Hani baba, oğlunu almış bir düğüne gitmiş...

Oğul, karşısında oturan birine; kız evinden misin? Oğlan evinden misin? diye el işareti yapmış...

Karşısındaki kişi de, çocuğun ne demek istediğini anlamayıp, el kol hareketiyle "ne diyorsun sen" der gibi cevap verince...

Bizim çocuk; "Ne işin var o zaman, bu el düğününde" diye argo işaret yapmış...

Hikayenin devamı var da ben kısa kesmiş olayım...

Bizim Mesut da...

Yazdığı yazıyla hem iftira atmış...

Hem kara çalmış...

Sonra da "Belediyede usulsüzlük olduğunu iddia etmiyorum, belge sunmuyorum" demiş...

Düğün hikayesinde olduğu gibi biri çıkıp kendisine; "hem iftira atıyon, hem kara çalıyon, sonra da usulsüzlük yok, belge yok" diyon...

O zaman "ne işin var bu kurtlar sofrasında" der gibi el işareti yapsa veya argo söz söylese nasıl altından kalkacaksın...

Ben şunu bilir şunu söylerim:

Böyle iftira atmak, gazetecilikse...

Böyle kara çalmak, yazarlıksa...

Yazıklar olsun bu mesleğe diyorum...

Ve buradan bir abisi olarak bizim Mesut'a seslenip...

Diyorum ki:

Başkan Mahçiçek'in, depremin ilk dakikalarından itibaren, takriben 3 bin kişiye yakın çoluk, çocuk, büyük, küçük, halkımıza Onikişubat Belediyesi'nin makam odası dahil tüm odalarını, hatta ara koridorlarda bile insanların konaklaması için, kapılarını sonuna kadar açtırdığını...

Gördün mü?

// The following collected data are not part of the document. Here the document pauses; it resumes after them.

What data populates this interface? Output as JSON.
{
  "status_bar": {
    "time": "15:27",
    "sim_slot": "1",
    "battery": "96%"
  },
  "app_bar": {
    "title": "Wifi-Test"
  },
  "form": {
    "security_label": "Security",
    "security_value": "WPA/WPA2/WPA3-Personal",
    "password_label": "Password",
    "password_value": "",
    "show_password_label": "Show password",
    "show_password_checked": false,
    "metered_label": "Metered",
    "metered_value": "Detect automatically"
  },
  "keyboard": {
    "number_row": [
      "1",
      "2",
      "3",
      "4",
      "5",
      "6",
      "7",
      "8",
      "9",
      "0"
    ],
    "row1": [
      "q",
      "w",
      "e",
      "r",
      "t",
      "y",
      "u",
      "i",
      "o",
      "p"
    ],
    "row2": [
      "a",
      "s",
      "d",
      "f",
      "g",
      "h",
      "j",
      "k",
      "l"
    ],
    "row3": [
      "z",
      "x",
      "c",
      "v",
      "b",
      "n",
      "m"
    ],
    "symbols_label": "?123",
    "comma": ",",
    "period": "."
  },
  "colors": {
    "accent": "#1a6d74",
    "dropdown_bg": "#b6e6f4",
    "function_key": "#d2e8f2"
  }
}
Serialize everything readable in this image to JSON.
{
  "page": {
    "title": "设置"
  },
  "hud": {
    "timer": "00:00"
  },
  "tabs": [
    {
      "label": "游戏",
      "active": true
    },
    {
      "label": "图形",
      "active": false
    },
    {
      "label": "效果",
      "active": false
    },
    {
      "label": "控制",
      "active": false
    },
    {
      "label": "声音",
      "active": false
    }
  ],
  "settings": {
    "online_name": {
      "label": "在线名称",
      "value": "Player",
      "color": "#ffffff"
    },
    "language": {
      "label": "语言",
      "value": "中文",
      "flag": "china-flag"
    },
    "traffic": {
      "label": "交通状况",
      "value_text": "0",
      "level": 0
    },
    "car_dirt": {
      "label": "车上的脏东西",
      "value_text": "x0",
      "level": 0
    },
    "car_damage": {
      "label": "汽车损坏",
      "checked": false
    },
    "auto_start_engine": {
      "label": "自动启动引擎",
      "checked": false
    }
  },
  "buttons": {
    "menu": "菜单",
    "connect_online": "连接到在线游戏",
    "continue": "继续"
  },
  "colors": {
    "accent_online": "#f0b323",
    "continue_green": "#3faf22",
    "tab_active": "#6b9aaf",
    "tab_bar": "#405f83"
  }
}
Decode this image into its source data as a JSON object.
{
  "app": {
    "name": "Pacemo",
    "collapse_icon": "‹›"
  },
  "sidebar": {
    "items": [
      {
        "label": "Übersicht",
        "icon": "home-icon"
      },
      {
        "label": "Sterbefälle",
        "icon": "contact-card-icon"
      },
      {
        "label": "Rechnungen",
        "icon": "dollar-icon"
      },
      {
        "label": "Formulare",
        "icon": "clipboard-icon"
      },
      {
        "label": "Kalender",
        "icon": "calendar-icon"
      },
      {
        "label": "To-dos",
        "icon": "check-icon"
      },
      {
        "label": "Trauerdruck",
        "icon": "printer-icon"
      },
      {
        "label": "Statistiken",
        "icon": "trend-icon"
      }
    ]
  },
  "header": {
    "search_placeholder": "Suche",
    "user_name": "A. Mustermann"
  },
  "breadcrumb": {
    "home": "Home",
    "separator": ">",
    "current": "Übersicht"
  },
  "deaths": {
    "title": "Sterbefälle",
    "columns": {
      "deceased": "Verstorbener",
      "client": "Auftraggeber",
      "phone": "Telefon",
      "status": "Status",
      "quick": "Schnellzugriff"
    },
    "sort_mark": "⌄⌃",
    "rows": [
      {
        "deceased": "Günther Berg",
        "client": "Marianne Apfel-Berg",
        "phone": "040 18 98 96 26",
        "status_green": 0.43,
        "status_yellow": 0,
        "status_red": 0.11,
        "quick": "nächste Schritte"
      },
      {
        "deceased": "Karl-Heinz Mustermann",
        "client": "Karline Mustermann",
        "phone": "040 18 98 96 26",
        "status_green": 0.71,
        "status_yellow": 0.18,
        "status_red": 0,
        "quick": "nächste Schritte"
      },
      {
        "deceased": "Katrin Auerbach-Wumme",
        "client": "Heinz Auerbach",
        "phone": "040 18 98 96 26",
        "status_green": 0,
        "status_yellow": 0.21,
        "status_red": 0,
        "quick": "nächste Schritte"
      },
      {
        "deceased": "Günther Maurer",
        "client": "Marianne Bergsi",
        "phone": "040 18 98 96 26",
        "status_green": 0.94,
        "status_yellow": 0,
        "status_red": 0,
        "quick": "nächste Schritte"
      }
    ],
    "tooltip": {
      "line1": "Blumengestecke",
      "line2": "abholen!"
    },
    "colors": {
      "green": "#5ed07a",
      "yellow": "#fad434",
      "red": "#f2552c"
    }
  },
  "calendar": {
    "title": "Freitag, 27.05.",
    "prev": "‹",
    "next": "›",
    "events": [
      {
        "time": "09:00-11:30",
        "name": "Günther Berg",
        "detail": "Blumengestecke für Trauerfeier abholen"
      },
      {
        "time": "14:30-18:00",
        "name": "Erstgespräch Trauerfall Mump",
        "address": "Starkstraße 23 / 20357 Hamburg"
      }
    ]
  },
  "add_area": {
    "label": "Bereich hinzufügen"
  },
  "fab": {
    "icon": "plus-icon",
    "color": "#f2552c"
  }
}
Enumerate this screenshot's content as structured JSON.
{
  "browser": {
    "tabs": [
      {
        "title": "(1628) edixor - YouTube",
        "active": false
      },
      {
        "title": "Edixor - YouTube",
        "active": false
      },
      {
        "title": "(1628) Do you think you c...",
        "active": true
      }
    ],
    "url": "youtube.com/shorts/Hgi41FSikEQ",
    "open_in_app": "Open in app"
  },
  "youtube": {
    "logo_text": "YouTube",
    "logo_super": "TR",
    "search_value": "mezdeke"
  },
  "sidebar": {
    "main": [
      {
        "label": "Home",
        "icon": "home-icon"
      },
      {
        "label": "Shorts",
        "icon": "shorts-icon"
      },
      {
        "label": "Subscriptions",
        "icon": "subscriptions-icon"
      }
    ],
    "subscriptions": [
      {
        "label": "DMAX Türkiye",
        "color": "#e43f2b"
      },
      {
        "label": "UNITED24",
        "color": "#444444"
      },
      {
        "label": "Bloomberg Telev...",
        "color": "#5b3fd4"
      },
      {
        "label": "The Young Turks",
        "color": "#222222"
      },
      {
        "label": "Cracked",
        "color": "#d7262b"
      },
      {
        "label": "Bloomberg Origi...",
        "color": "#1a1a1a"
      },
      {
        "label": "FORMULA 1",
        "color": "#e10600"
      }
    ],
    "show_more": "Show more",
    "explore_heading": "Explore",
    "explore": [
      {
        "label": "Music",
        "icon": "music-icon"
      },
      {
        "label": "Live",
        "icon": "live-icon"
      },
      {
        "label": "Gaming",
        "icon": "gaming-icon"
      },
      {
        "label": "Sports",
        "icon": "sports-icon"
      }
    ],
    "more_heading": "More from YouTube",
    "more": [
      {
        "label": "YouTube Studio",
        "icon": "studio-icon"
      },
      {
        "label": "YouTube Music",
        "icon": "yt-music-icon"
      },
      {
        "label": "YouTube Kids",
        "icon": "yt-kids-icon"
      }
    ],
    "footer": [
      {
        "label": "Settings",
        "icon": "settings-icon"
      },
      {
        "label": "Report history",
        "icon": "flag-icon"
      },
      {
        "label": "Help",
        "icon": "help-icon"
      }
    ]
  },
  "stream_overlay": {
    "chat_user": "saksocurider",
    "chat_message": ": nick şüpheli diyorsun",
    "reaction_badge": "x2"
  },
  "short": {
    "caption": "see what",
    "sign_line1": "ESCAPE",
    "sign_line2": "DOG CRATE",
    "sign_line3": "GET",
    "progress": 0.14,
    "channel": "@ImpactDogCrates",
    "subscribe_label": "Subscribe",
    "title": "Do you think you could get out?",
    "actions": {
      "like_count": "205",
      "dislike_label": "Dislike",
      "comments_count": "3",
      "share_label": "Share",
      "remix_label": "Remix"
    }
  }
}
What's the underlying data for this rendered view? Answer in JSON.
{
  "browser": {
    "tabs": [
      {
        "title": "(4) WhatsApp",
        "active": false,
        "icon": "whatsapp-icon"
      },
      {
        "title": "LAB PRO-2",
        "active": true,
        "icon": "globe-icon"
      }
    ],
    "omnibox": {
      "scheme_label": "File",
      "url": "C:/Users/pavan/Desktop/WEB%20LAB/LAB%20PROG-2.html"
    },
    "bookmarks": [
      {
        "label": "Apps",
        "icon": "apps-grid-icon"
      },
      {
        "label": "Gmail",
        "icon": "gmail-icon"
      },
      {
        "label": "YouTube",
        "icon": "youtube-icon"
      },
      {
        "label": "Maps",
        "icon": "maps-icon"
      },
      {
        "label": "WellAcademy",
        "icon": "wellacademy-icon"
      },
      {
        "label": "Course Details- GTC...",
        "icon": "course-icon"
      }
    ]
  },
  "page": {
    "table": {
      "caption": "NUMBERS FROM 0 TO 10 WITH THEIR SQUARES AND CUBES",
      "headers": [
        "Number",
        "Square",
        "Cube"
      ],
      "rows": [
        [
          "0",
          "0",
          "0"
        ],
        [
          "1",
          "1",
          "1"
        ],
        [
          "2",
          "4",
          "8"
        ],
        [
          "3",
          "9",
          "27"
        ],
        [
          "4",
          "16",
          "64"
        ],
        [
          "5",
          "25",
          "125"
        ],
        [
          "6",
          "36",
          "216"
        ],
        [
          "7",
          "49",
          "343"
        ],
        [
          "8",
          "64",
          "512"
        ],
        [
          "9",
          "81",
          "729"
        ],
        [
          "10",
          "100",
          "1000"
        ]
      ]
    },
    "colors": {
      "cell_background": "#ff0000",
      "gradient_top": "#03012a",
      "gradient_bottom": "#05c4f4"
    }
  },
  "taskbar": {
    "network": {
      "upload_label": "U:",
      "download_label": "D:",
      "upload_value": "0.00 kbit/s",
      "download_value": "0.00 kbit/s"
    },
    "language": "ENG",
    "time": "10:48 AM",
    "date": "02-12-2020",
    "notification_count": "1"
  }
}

Desem...

Cevap veremezsin...

Başkan Mahçiçek'in, depremin ilk gününden itibaren, Onikişubat Belediyesi'ne sığınan binlerce vatandaşımıza, sabah, öğlen, akşam, sıcak yemek ve aparatif yiyecekler (Biskuvi, meyve suyu, kraker, cips, vb) küçük çocuklar için tüm ihtiyaçlarını (çocuk bezi, mama, oyuncak, çikolata, süt, vb) karşılamak, halkın yerde yatarken kauçuk yatak, üşümemeleri için battaniye ve polar temin etmek adına canhıraş bir şekilde belediye personeline bizzat sözlü talimatlar verdiğine...

Şahit oldun mu? Desem...

Yutkunur konuşamazsın...

Herkes can derdine, cananlarının ve akrabalarının derdine düşmüşken, Başkan Mahçiçek, şehirdeki ne kadar yerel esnaf, büyük küçük market sahibi varsa, bizzat telefon açarak (isimler bende); "Depolarınızı açın, yiyecek, içecek ne kadar malzeme varsa araçlarla belediyeye yetiştirin, eleman ve araç yoksa ben yolluyorum" dediğini...

Duydun mu? Desem...

Susar başını öne eğersin...

Sen depremin olduğu andan sonra çocuklarını alıp bu şehirden götürdün mü? Bilmiyorum...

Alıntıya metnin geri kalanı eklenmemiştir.